As I started reading, I realized that most of South-East Asia was under Indian influence starting around 200 B.C.till around the fifteenth century. India's had trade, cultural and political relations with Burma, Thailand (Siam), Indonesia, Malay Peninsula and Cambodia. The essay is split into four periods namely -

1. 200 B.C. TO 400 A.D.
2. 400 A.D. TO 750 A.D.
3. 750 A.D. TO 1000 A.D.
4. 1000 A.D. TO FIFTEENTH CENTURY A.D.

During each period I have written about the political situation in each state. Wherever required contributions made by Kings have been mentioned. Lastly India’s influence on the region's culture, art, literature has been described.

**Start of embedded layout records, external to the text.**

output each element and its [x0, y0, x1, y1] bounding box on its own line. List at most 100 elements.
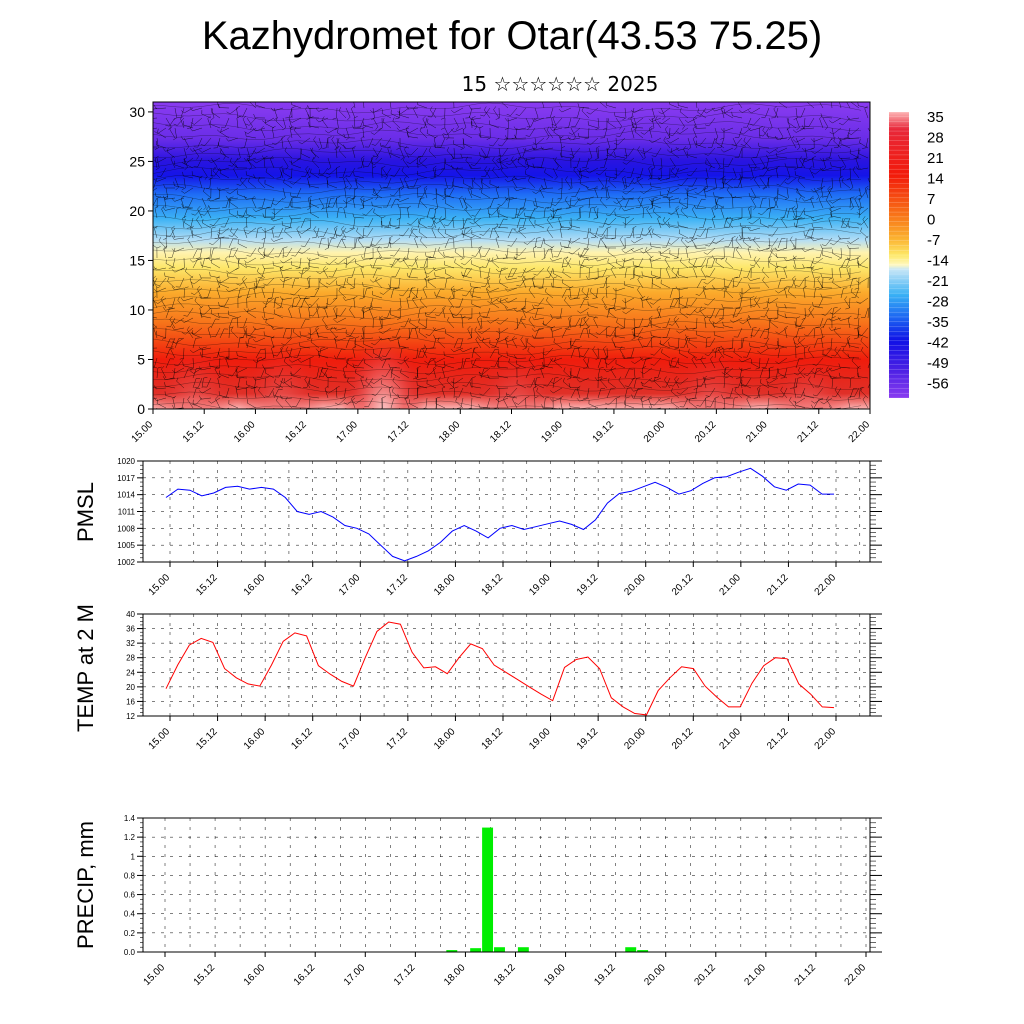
- wind-barb: [271, 125, 276, 139]
- wind-barb: [651, 157, 655, 171]
- wind-barb: [624, 387, 632, 399]
- wind-barb: [311, 147, 320, 159]
- wind-barb: [687, 137, 692, 151]
- wind-barb: [216, 285, 221, 299]
- wind-barb: [291, 102, 302, 109]
- wind-barb: [289, 157, 302, 164]
- wind-barb: [534, 396, 539, 409]
- wind-barb: [444, 199, 455, 209]
- wind-barb: [300, 237, 311, 247]
- wind-barb: [704, 147, 716, 156]
- wind-barb: [495, 297, 509, 303]
- wind-barb: [338, 167, 347, 178]
- wind-barb: [557, 187, 563, 200]
- wind-barb: [675, 167, 689, 172]
- wind-barb: [425, 252, 437, 259]
- wind-barb: [418, 318, 428, 329]
- wind-barb: [561, 328, 571, 339]
- wind-barb: [253, 174, 266, 179]
- wind-barb: [440, 107, 446, 120]
- wind-barb: [432, 327, 446, 331]
- wind-barb: [711, 107, 725, 112]
- heatmap-contour: [153, 211, 862, 222]
- wind-barb: [670, 148, 680, 159]
- wind-barb: [360, 135, 365, 149]
- wind-barb: [403, 247, 410, 259]
- wind-barb: [830, 211, 842, 219]
- wind-barb: [804, 117, 815, 127]
- wind-barb: [828, 207, 842, 212]
- wind-barb: [668, 196, 674, 209]
- wind-barb: [418, 187, 428, 198]
- wind-barb: [546, 266, 554, 279]
- wind-barb: [236, 105, 241, 119]
- wind-barb: [694, 124, 707, 129]
- heatmap-xtick-label: 19.12: [591, 419, 617, 445]
- wind-barb: [564, 317, 572, 329]
- wind-barb: [668, 341, 680, 349]
- heatmap-xtick-label: 16.12: [283, 419, 309, 445]
- wind-barb: [208, 305, 221, 310]
- wind-barb: [372, 117, 379, 130]
- wind-barb: [603, 367, 617, 373]
- wind-barb: [839, 175, 843, 189]
- wind-barb: [246, 337, 254, 349]
- wind-barb: [214, 227, 221, 240]
- wind-barb: [325, 167, 338, 175]
- wind-barb: [748, 284, 761, 289]
- wind-barb: [156, 246, 161, 259]
- wind-barb: [173, 107, 178, 121]
- wind-barb: [199, 305, 204, 319]
- wind-barb: [668, 361, 680, 369]
- wind-barb: [317, 167, 329, 177]
- wind-barb: [735, 246, 743, 259]
- wind-barb: [434, 272, 446, 279]
- wind-barb: [726, 186, 734, 199]
- wind-barb: [217, 142, 230, 149]
- wind-barb: [462, 218, 471, 229]
- wind-barb: [165, 358, 175, 369]
- wind-barb: [324, 305, 329, 319]
- wind-barb: [341, 235, 347, 249]
- wind-barb: [839, 102, 842, 109]
- xtick-label: 20.00: [622, 572, 648, 598]
- wind-barb: [462, 129, 473, 139]
- wind-barb: [766, 344, 779, 349]
- wind-barb: [261, 227, 266, 240]
- wind-barb: [381, 347, 392, 357]
- wind-barb: [504, 276, 518, 281]
- precip-bar: [517, 947, 529, 952]
- wind-barb: [400, 317, 410, 328]
- wind-barb: [168, 257, 176, 269]
- wind-barb: [831, 307, 838, 319]
- wind-barb: [714, 127, 719, 141]
- wind-barb: [383, 307, 392, 318]
- wind-barb: [381, 137, 392, 147]
- wind-barb: [270, 217, 284, 222]
- wind-barb: [233, 165, 239, 179]
- wind-barb: [696, 227, 707, 237]
- wind-barb: [155, 157, 160, 171]
- wind-barb: [532, 334, 545, 339]
- wind-barb: [160, 296, 167, 309]
- wind-barb: [381, 380, 392, 389]
- wind-barb: [331, 136, 338, 149]
- wind-barb: [344, 185, 349, 199]
- wind-barb: [400, 368, 410, 379]
- wind-barb: [614, 151, 626, 159]
- wind-barb: [483, 106, 491, 119]
- wind-barb: [236, 177, 248, 186]
- wind-barb: [264, 247, 275, 257]
- wind-barb: [403, 356, 410, 369]
- wind-barb: [196, 216, 203, 229]
- wind-barb: [319, 227, 329, 238]
- wind-barb: [772, 367, 779, 379]
- wind-barb: [343, 133, 356, 139]
- wind-barb: [729, 216, 743, 221]
- wind-barb: [495, 327, 500, 340]
- wind-barb: [702, 285, 707, 299]
- wind-barb: [183, 286, 189, 299]
- wind-barb: [551, 325, 556, 339]
- wind-barb: [784, 304, 797, 309]
- wind-barb: [221, 117, 230, 128]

Early Trade and the beginning of Colonization                   

To the ancient Indians, the Indo-Chinese peninsula was known as Suvarna-bhumi or Suvarna-dvipa, the land or island of gold. Indians traveled to the Far-East through the land or sea routes. The land route was through Bengal, Manipur, Assam, and Burma. Regarding the sea-routes, one could start from Tamluk in Midnapore, Bengal and proceed along the coasts of Bengal, Burma, Malay Peninsula, Java etc or start from Gopalpur ( Orissa ), Masulipatnam ( Madras ) and sail across the Bay of Bengal to the Far East. Trades induced by the mineral, metals wealth were the primary reasons for this intercourse between India and the Far East. Over time trade led to political and cultural relations. Trade relations may have begun around 200-300 B.C. if not earlier.

Early Colonies

Local traditions refer to the establishment of political authority by Indians over most of South-East Asia. According to Burmese chronicles, a prince of the Kapilavastu ( in Nepal ) marched into upper Burma and set himself King. The founding of Ligor in the Malaya Peninsula was supposed to be a descendant of Asoka. According to Cambodian annals an exiled prince of Indraprastha founded the kingdom of Cambodia. In A.D. 132 the King of Java, Devavarman sent an embassy to China. Around the first century A.D. Kaudinya founded a kingdom in Cambodia. Around 200 A.D. the kingdom passed on to his general Fan-che-man who conquered Thailand, parts of Malaysia. Sri-mara, ruler of Champa or Annan was first king about the second century A.D. The Hindu kings are known from Chinese sources, to have their names begin with Fan( Varman ). Fan Hiong, king of Champa around 270 A.D. continued the policy of extending his kingdom at the cost of the Chinese.